A PEC do foro privilegiado foi apresentada no Senado em 2005 e ficou parada na casa legislativa por 12 anos. A definição do caso gerou embates entre o Poder Legislativo e Judiciário no final do ano passado. Para o senador e pré-candidato à Presidência, Álvaro Dias (Podemos-PR), autor da proposta, o fato de o STF deliberar sobre o assunto antes dos parlamentares reflete “a omissão do Congresso, que, mais uma vez, dá espaço para a invasão de competência”. Apesar de a proposta não poder avançar durante a intervenção federal, Dias lembra que ela chegou à Câmara dos Deputados em junho do ano passado, oito meses antes de o governo decretar a intervenção. Não foi votada, segundo ele, “porque impediria a candidatura de parlamentares que passariam a ser julgados em primeira e segunda instância”. A manutenção do foro “limitou o espaço da renovação do Congresso”, acredita o senador. “Agora, a PEC está em compasso de espera, mas deveria ter sido aprovada em agosto”, defendeu.

Álvaro Dias também ressaltou que o Supremo vai apenas “reduzir o impacto do privilégio atual, mas não vai eliminar”, diferentemente da proposta dele, que mantém o foro especial apenas para presidentes dos três poderes. “A decisão no STF vai alcançar apenas políticos com mandato em razão de crimes cometidos anteriormente. Outras milhares de autoridades continuarão preservadas”, apontou.

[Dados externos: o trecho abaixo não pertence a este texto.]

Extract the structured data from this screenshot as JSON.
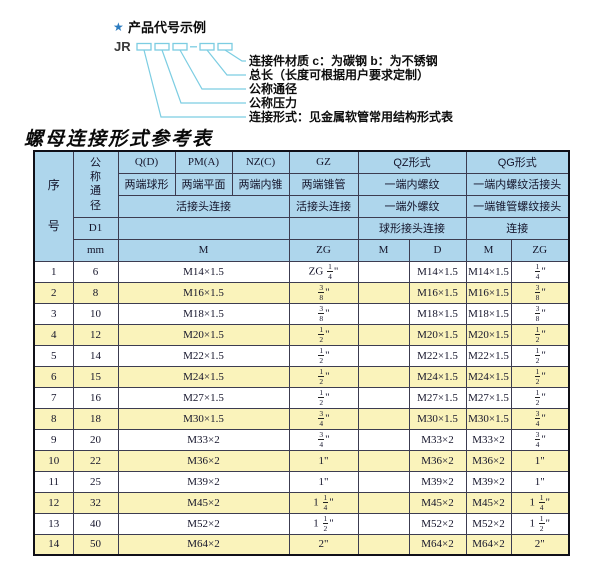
{
  "diagram": {
    "star": "★",
    "title": "产品代号示例",
    "prefix": "JR",
    "dash": "—",
    "labels": [
      "连接件材质  c：为碳钢  b：为不锈钢",
      "总长（长度可根据用户要求定制）",
      "公称通径",
      "公称压力",
      "连接形式：见金属软管常用结构形式表"
    ]
  },
  "table_title": "螺母连接形式参考表",
  "table": {
    "header": {
      "seq": "序号",
      "dn": "公称通径",
      "d1": "D1",
      "mm": "mm",
      "q": "Q(D)",
      "q_sub": "两端球形",
      "pm": "PM(A)",
      "pm_sub": "两端平面",
      "nz": "NZ(C)",
      "nz_sub": "两端内锥",
      "gz": "GZ",
      "gz_sub": "两端锥管",
      "union_left": "活接头连接",
      "union_gz": "活接头连接",
      "qz": "QZ形式",
      "qz_sub1": "一端内螺纹",
      "qz_sub2": "一端外螺纹",
      "qz_sub3": "球形接头连接",
      "qg": "QG形式",
      "qg_sub1": "一端内螺纹活接头",
      "qg_sub2": "一端锥管螺纹接头",
      "qg_sub3": "连接",
      "m_main": "M",
      "zg_gz": "ZG",
      "qz_m": "M",
      "qz_d": "D",
      "qg_m": "M",
      "qg_zg": "ZG"
    },
    "rows": [
      [
        "1",
        "6",
        "M14×1.5",
        "ZG 1/4\"",
        "",
        "M14×1.5",
        "M14×1.5",
        "1/4\""
      ],
      [
        "2",
        "8",
        "M16×1.5",
        "3/8\"",
        "",
        "M16×1.5",
        "M16×1.5",
        "3/8\""
      ],
      [
        "3",
        "10",
        "M18×1.5",
        "3/8\"",
        "",
        "M18×1.5",
        "M18×1.5",
        "3/8\""
      ],
      [
        "4",
        "12",
        "M20×1.5",
        "1/2\"",
        "",
        "M20×1.5",
        "M20×1.5",
        "1/2\""
      ],
      [
        "5",
        "14",
        "M22×1.5",
        "1/2\"",
        "",
        "M22×1.5",
        "M22×1.5",
        "1/2\""
      ],
      [
        "6",
        "15",
        "M24×1.5",
        "1/2\"",
        "",
        "M24×1.5",
        "M24×1.5",
        "1/2\""
      ],
      [
        "7",
        "16",
        "M27×1.5",
        "1/2\"",
        "",
        "M27×1.5",
        "M27×1.5",
        "1/2\""
      ],
      [
        "8",
        "18",
        "M30×1.5",
        "3/4\"",
        "",
        "M30×1.5",
        "M30×1.5",
        "3/4\""
      ],
      [
        "9",
        "20",
        "M33×2",
        "3/4\"",
        "",
        "M33×2",
        "M33×2",
        "3/4\""
      ],
      [
        "10",
        "22",
        "M36×2",
        "1\"",
        "",
        "M36×2",
        "M36×2",
        "1\""
      ],
      [
        "11",
        "25",
        "M39×2",
        "1\"",
        "",
        "M39×2",
        "M39×2",
        "1\""
      ],
      [
        "12",
        "32",
        "M45×2",
        "1 1/4\"",
        "",
        "M45×2",
        "M45×2",
        "1 1/4\""
      ],
      [
        "13",
        "40",
        "M52×2",
        "1 1/2\"",
        "",
        "M52×2",
        "M52×2",
        "1 1/2\""
      ],
      [
        "14",
        "50",
        "M64×2",
        "2\"",
        "",
        "M64×2",
        "M64×2",
        "2\""
      ]
    ]
  },
  "colors": {
    "header_blue": "#aed6ec",
    "row_yellow": "#faf3bb",
    "diagram_line_blue": "#7ccde2",
    "star_blue": "#2b7bbf",
    "border_dark": "#3c3c50"
  }
}
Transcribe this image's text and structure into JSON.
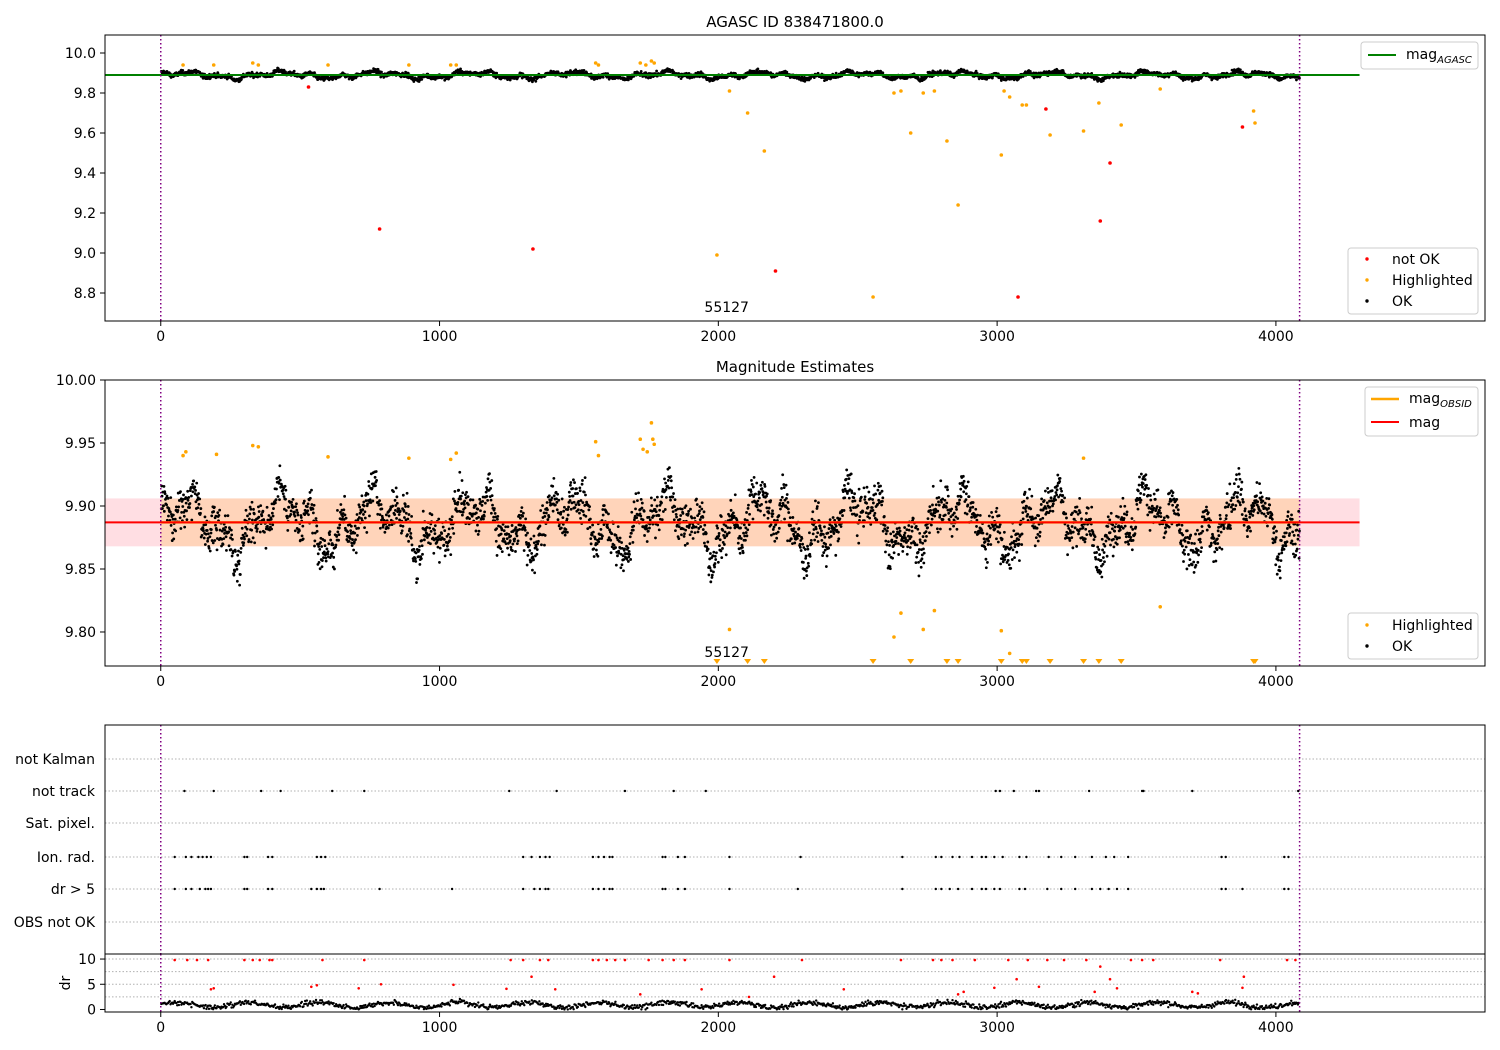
{
  "figure": {
    "x_ticks": [
      0,
      1000,
      2000,
      3000,
      4000
    ],
    "xlim": [
      -200,
      4750
    ],
    "time_boundaries": [
      0,
      4085
    ],
    "boundary_color": "#800080",
    "obsid_label": "55127",
    "obsid_label_x": 2030
  },
  "chart_data": [
    {
      "type": "scatter",
      "title": "AGASC ID 838471800.0",
      "xlabel": "",
      "ylabel": "",
      "ylim": [
        8.66,
        10.09
      ],
      "y_ticks": [
        8.8,
        9.0,
        9.2,
        9.4,
        9.6,
        9.8,
        10.0
      ],
      "y_tick_labels": [
        "8.8",
        "9.0",
        "9.2",
        "9.4",
        "9.6",
        "9.8",
        "10.0"
      ],
      "mag_agasc": 9.89,
      "mag_agasc_color": "#008000",
      "legend_line_label": "mag",
      "legend_line_subscript": "AGASC",
      "legend_line_placement": "top-right",
      "legend_points_placement": "lower-right",
      "legend_points": [
        {
          "label": "not OK",
          "color": "#ff0000"
        },
        {
          "label": "Highlighted",
          "color": "#ffa500"
        },
        {
          "label": "OK",
          "color": "#000000"
        }
      ],
      "series": [
        {
          "name": "not OK",
          "color": "#ff0000",
          "points": [
            [
              530,
              9.83
            ],
            [
              785,
              9.12
            ],
            [
              1335,
              9.02
            ],
            [
              2205,
              8.91
            ],
            [
              3075,
              8.78
            ],
            [
              3175,
              9.72
            ],
            [
              3370,
              9.16
            ],
            [
              3405,
              9.45
            ],
            [
              3880,
              9.63
            ]
          ]
        },
        {
          "name": "Highlighted",
          "color": "#ffa500",
          "points": [
            [
              1995,
              8.99
            ],
            [
              2040,
              9.81
            ],
            [
              2105,
              9.7
            ],
            [
              2165,
              9.51
            ],
            [
              2555,
              8.78
            ],
            [
              2630,
              9.8
            ],
            [
              2655,
              9.81
            ],
            [
              2690,
              9.6
            ],
            [
              2735,
              9.8
            ],
            [
              2775,
              9.81
            ],
            [
              2820,
              9.56
            ],
            [
              2860,
              9.24
            ],
            [
              3015,
              9.49
            ],
            [
              3025,
              9.81
            ],
            [
              3045,
              9.78
            ],
            [
              3090,
              9.74
            ],
            [
              3105,
              9.74
            ],
            [
              3190,
              9.59
            ],
            [
              3310,
              9.61
            ],
            [
              3365,
              9.75
            ],
            [
              3445,
              9.64
            ],
            [
              3585,
              9.82
            ],
            [
              3920,
              9.71
            ],
            [
              3925,
              9.65
            ],
            [
              80,
              9.94
            ],
            [
              190,
              9.94
            ],
            [
              330,
              9.95
            ],
            [
              350,
              9.94
            ],
            [
              600,
              9.94
            ],
            [
              890,
              9.94
            ],
            [
              1040,
              9.94
            ],
            [
              1060,
              9.94
            ],
            [
              1560,
              9.95
            ],
            [
              1570,
              9.94
            ],
            [
              1720,
              9.95
            ],
            [
              1740,
              9.94
            ],
            [
              1760,
              9.96
            ],
            [
              1770,
              9.95
            ]
          ]
        }
      ]
    },
    {
      "type": "scatter",
      "title": "Magnitude Estimates",
      "xlabel": "",
      "ylabel": "",
      "ylim": [
        9.773,
        10.0
      ],
      "y_ticks": [
        9.8,
        9.85,
        9.9,
        9.95,
        10.0
      ],
      "y_tick_labels": [
        "9.80",
        "9.85",
        "9.90",
        "9.95",
        "10.00"
      ],
      "mag": 9.887,
      "mag_band": [
        9.868,
        9.906
      ],
      "mag_obsid": 9.887,
      "mag_color": "#ff0000",
      "mag_obsid_color": "#ffa500",
      "band_color": "#ffb6c1",
      "legend_line_placement": "top-right",
      "legend_points_placement": "lower-right",
      "legend_lines": [
        {
          "label": "mag",
          "subscript": "OBSID",
          "color": "#ffa500"
        },
        {
          "label": "mag",
          "subscript": "",
          "color": "#ff0000"
        }
      ],
      "legend_points": [
        {
          "label": "Highlighted",
          "color": "#ffa500"
        },
        {
          "label": "OK",
          "color": "#000000"
        }
      ],
      "series": [
        {
          "name": "Highlighted",
          "color": "#ffa500",
          "points": [
            [
              80,
              9.94
            ],
            [
              90,
              9.943
            ],
            [
              200,
              9.941
            ],
            [
              330,
              9.948
            ],
            [
              350,
              9.947
            ],
            [
              600,
              9.939
            ],
            [
              890,
              9.938
            ],
            [
              1040,
              9.937
            ],
            [
              1060,
              9.942
            ],
            [
              1560,
              9.951
            ],
            [
              1570,
              9.94
            ],
            [
              1720,
              9.953
            ],
            [
              1730,
              9.945
            ],
            [
              1745,
              9.943
            ],
            [
              1760,
              9.966
            ],
            [
              1765,
              9.953
            ],
            [
              1770,
              9.949
            ],
            [
              3310,
              9.938
            ],
            [
              2040,
              9.802
            ],
            [
              2630,
              9.796
            ],
            [
              2655,
              9.815
            ],
            [
              2735,
              9.802
            ],
            [
              2775,
              9.817
            ],
            [
              3015,
              9.801
            ],
            [
              3045,
              9.783
            ],
            [
              3585,
              9.82
            ]
          ]
        },
        {
          "name": "Highlighted (below range)",
          "color": "#ffa500",
          "x": [
            1995,
            2105,
            2165,
            2555,
            2690,
            2820,
            2860,
            3015,
            3090,
            3105,
            3190,
            3310,
            3365,
            3445,
            3920,
            3925
          ]
        }
      ]
    },
    {
      "type": "scatter",
      "title": "",
      "xlabel": "",
      "ylabel": "",
      "categories": [
        "not Kalman",
        "not track",
        "Sat. pixel.",
        "Ion. rad.",
        "dr > 5",
        "OBS not OK"
      ],
      "flags": {
        "not track": [
          85,
          190,
          360,
          430,
          615,
          730,
          1250,
          1420,
          1665,
          1840,
          1955,
          2995,
          3010,
          3060,
          3140,
          3150,
          3330,
          3520,
          3525,
          3700,
          4080
        ],
        "Ion. rad.": [
          50,
          90,
          110,
          135,
          150,
          165,
          180,
          300,
          310,
          385,
          400,
          560,
          575,
          590,
          1300,
          1330,
          1360,
          1380,
          1395,
          1550,
          1570,
          1590,
          1610,
          1620,
          1800,
          1810,
          1855,
          1880,
          2040,
          2295,
          2660,
          2780,
          2800,
          2840,
          2865,
          2910,
          2945,
          2960,
          2990,
          3020,
          3080,
          3105,
          3185,
          3230,
          3280,
          3340,
          3390,
          3420,
          3470,
          3805,
          3820,
          4030,
          4045
        ],
        "dr > 5": [
          50,
          90,
          110,
          140,
          160,
          170,
          180,
          300,
          310,
          385,
          400,
          540,
          560,
          575,
          585,
          785,
          1045,
          1300,
          1340,
          1360,
          1380,
          1390,
          1550,
          1570,
          1590,
          1610,
          1620,
          1800,
          1810,
          1855,
          1880,
          2040,
          2285,
          2660,
          2780,
          2800,
          2830,
          2860,
          2910,
          2945,
          2960,
          2990,
          3010,
          3080,
          3100,
          3180,
          3230,
          3280,
          3340,
          3370,
          3400,
          3430,
          3470,
          3805,
          3820,
          3880,
          4030,
          4045
        ]
      }
    },
    {
      "type": "scatter",
      "title": "",
      "xlabel": "",
      "ylabel": "dr",
      "ylim": [
        -0.5,
        11
      ],
      "y_ticks": [
        0,
        5,
        10
      ],
      "y_tick_labels": [
        "0",
        "5",
        "10"
      ],
      "gridlines": [
        2.5,
        5,
        7.5,
        10
      ],
      "series": [
        {
          "name": "dr",
          "color": "#000000",
          "baseline": [
            0,
            2.2
          ]
        },
        {
          "name": "dr (flagged)",
          "color": "#ff0000",
          "points": [
            [
              50,
              9.8
            ],
            [
              95,
              9.8
            ],
            [
              130,
              9.8
            ],
            [
              170,
              9.8
            ],
            [
              180,
              4.0
            ],
            [
              190,
              4.2
            ],
            [
              300,
              9.8
            ],
            [
              330,
              9.8
            ],
            [
              355,
              9.8
            ],
            [
              390,
              9.8
            ],
            [
              400,
              9.8
            ],
            [
              540,
              4.5
            ],
            [
              560,
              4.8
            ],
            [
              580,
              9.8
            ],
            [
              710,
              4.2
            ],
            [
              730,
              9.8
            ],
            [
              790,
              5.0
            ],
            [
              1050,
              4.9
            ],
            [
              1240,
              4.1
            ],
            [
              1255,
              9.8
            ],
            [
              1300,
              9.8
            ],
            [
              1330,
              6.5
            ],
            [
              1360,
              9.8
            ],
            [
              1390,
              9.8
            ],
            [
              1415,
              4.0
            ],
            [
              1550,
              9.8
            ],
            [
              1570,
              9.8
            ],
            [
              1600,
              9.8
            ],
            [
              1630,
              9.8
            ],
            [
              1665,
              9.8
            ],
            [
              1720,
              3.0
            ],
            [
              1750,
              9.8
            ],
            [
              1800,
              9.8
            ],
            [
              1840,
              9.8
            ],
            [
              1880,
              9.8
            ],
            [
              1940,
              4.0
            ],
            [
              2040,
              9.8
            ],
            [
              2110,
              2.5
            ],
            [
              2200,
              6.5
            ],
            [
              2300,
              9.8
            ],
            [
              2450,
              4.0
            ],
            [
              2655,
              9.8
            ],
            [
              2770,
              9.8
            ],
            [
              2800,
              9.8
            ],
            [
              2840,
              9.8
            ],
            [
              2860,
              3.0
            ],
            [
              2880,
              3.5
            ],
            [
              2920,
              9.8
            ],
            [
              2990,
              4.3
            ],
            [
              3040,
              9.8
            ],
            [
              3070,
              6.0
            ],
            [
              3110,
              9.8
            ],
            [
              3150,
              4.5
            ],
            [
              3180,
              9.8
            ],
            [
              3240,
              9.8
            ],
            [
              3320,
              9.8
            ],
            [
              3350,
              3.5
            ],
            [
              3370,
              8.5
            ],
            [
              3405,
              6.0
            ],
            [
              3430,
              4.2
            ],
            [
              3480,
              9.8
            ],
            [
              3520,
              9.8
            ],
            [
              3560,
              9.8
            ],
            [
              3700,
              3.5
            ],
            [
              3720,
              3.2
            ],
            [
              3800,
              9.8
            ],
            [
              3880,
              4.3
            ],
            [
              3885,
              6.5
            ],
            [
              4040,
              9.8
            ],
            [
              4070,
              9.8
            ]
          ]
        }
      ]
    }
  ]
}
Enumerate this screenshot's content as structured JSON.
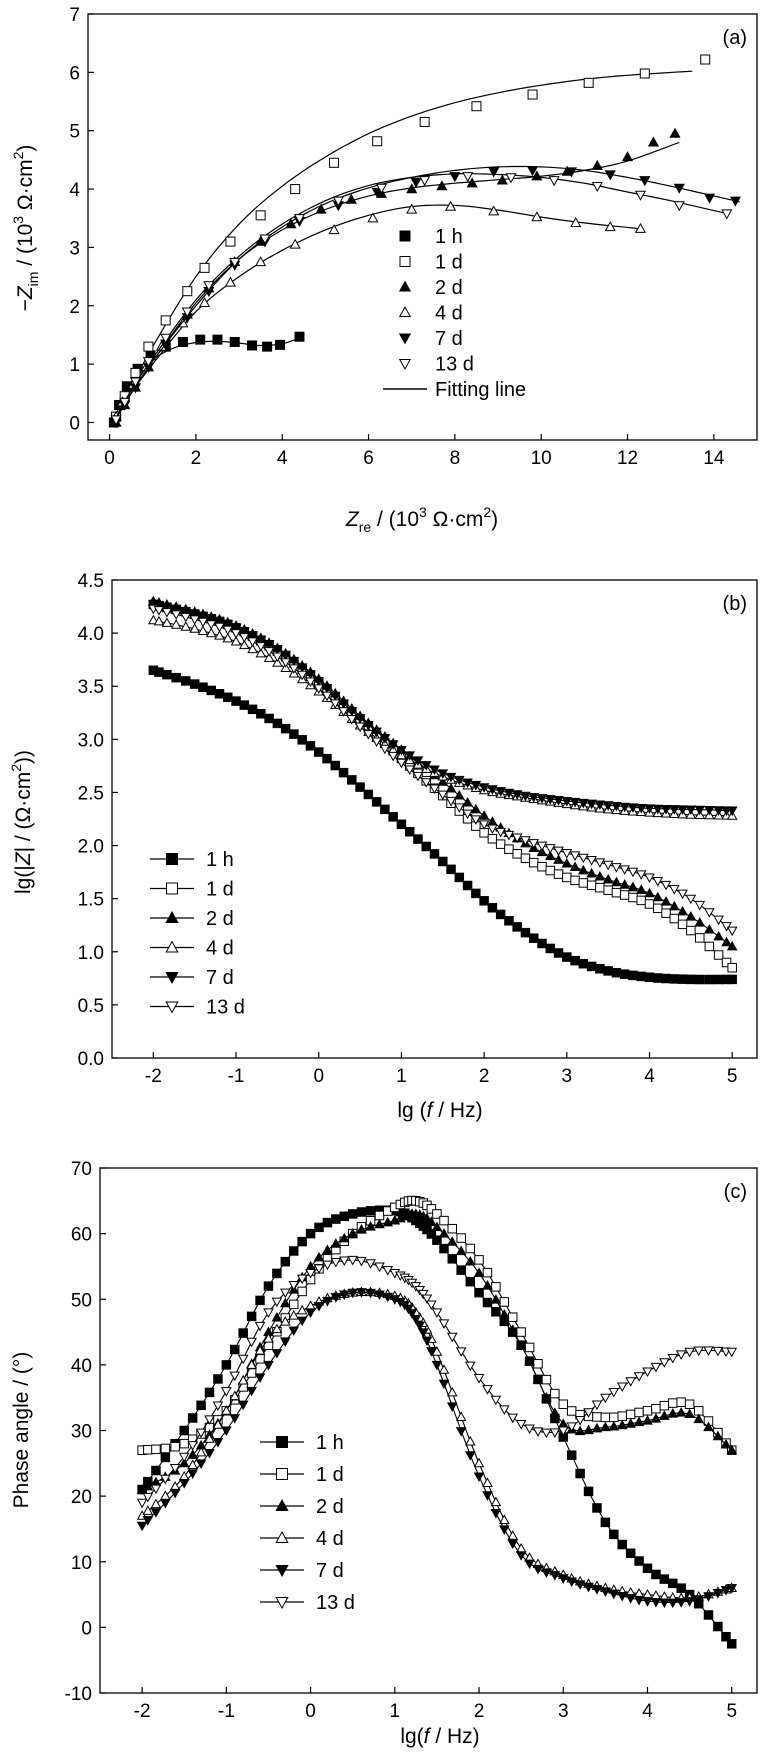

O deputado Efraim Filho (DEM-PB), que foi relator da PEC na Comissão de Constituição e Justiça (CCJ) da Câmara antes de o projeto parar, concorda que houve tempo suficiente para votar a matéria no plenário. Ele espera que a pauta do STF “sirva de estímulo para que a gente possa sair da inércia na Câmara”. “Se permanecer assim, ninguém vai poder reclamar que depois que o Supremo está legislando”, disse.

No STF, que julga os políticos da ativa, os processos chegam a ficar mais de quatro anos esperando um posicionamento do relator, mais um ano com o revisor e outros dois anos em vista à Procuradoria-Geral da República (PGR). E, no fim das contas, apenas uma em cada 100 decisões em ações penais resultam em condenação, ainda que parcial. Em duas de cada três ações penais, o mérito da acusação não chega sequer a ser avaliado pelo Supremo, em razão do declínio de competência ou da prescrição.